Paradoxical instability-activity relationship defines a novel regulatory pathway for retinoblastoma proteins.

The retinoblastoma (RB) transcriptional corepressor and related family of pocket proteins play central roles in cell cycle control and development, and the regulatory networks governed by these factors are frequently inactivated during tumorigenesis. During normal growth, these proteins are subject to tight control through at least two mechanisms. First, during cell cycle progression, repressor potential is down-regulated by Cdk-dependent phosphorylation, resulting in repressor dissociation from E2F family transcription factors. Second, RB proteins are subject to proteasome-mediated destruction during development. To better understand the mechanism for RB family protein instability, we characterized Rbf1 turnover in Drosophila and the protein motifs required for its destabilization.
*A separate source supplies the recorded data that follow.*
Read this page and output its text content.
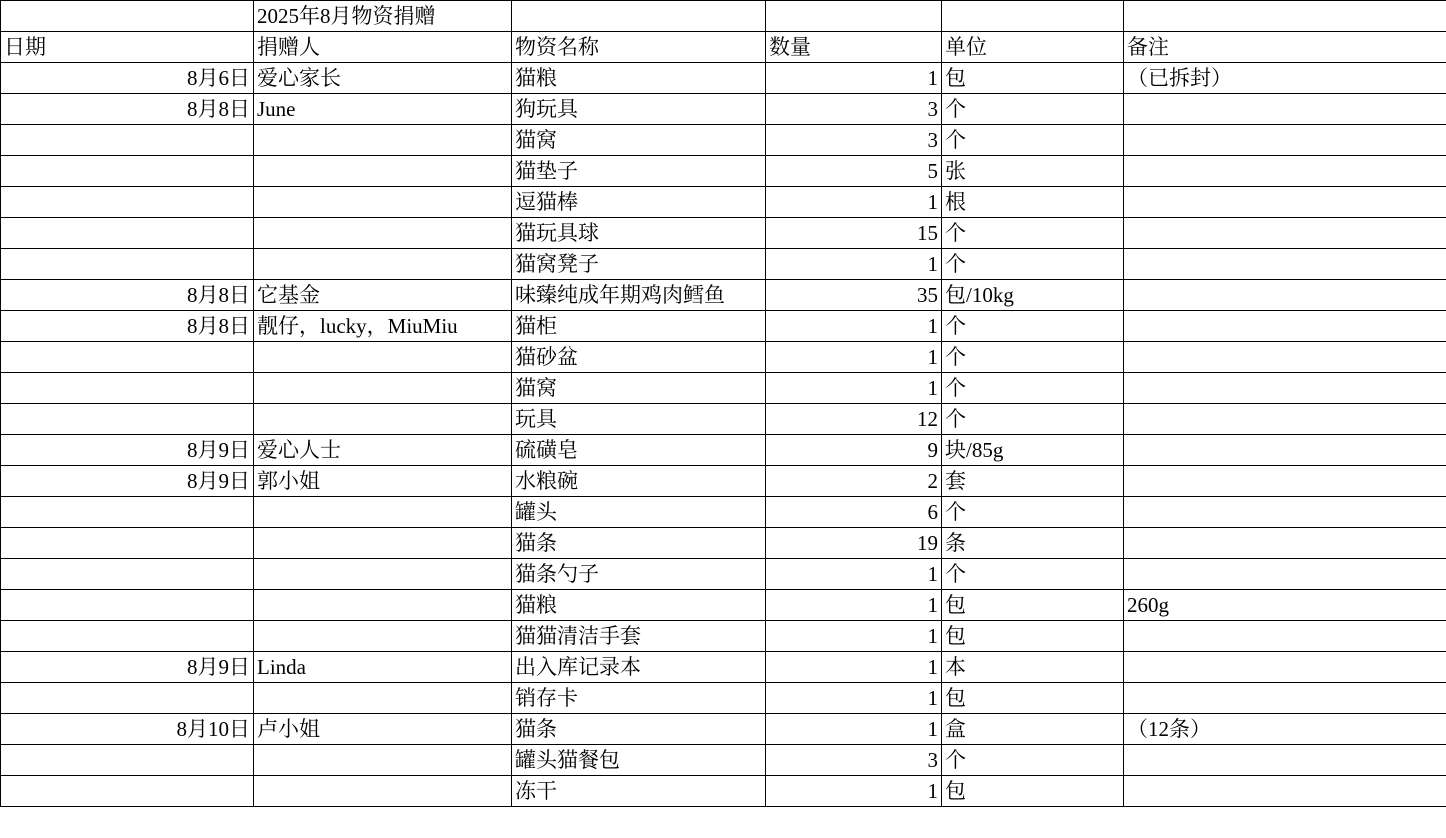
	2025年8月物资捐赠				
日期	捐赠人	物资名称	数量	单位	备注
8月6日	爱心家长	猫粮	1	包	（已拆封）
8月8日	June	狗玩具	3	个	
		猫窝	3	个	
		猫垫子	5	张	
		逗猫棒	1	根	
		猫玩具球	15	个	
		猫窝凳子	1	个	
8月8日	它基金	味臻纯成年期鸡肉鳕鱼	35	包/10kg	
8月8日	靓仔，lucky，MiuMiu	猫柜	1	个	
		猫砂盆	1	个	
		猫窝	1	个	
		玩具	12	个	
8月9日	爱心人士	硫磺皂	9	块/85g	
8月9日	郭小姐	水粮碗	2	套	
		罐头	6	个	
		猫条	19	条	
		猫条勺子	1	个	
		猫粮	1	包	260g
		猫猫清洁手套	1	包	
8月9日	Linda	出入库记录本	1	本	
		销存卡	1	包	
8月10日	卢小姐	猫条	1	盒	（12条）
		罐头猫餐包	3	个	
		冻干	1	包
We show that specific point mutations in a conserved C-terminal instability element strongly stabilize Rbf1, but strikingly, these mutations also cripple repression activity. Rbf1 is destabilized specifically in actively proliferating tissues of the larva, indicating that controlled degradation of Rbf1 is linked to developmental signals. The positive linkage between Rbf1 activity and its destruction indicates that repressor function is governed in a manner similar to that described by the degron theory of transcriptional activation. Analogous mutations in the mammalian RB family member p107 similarly induce abnormal accumulation, indicating substantial conservation of this regulatory pathway.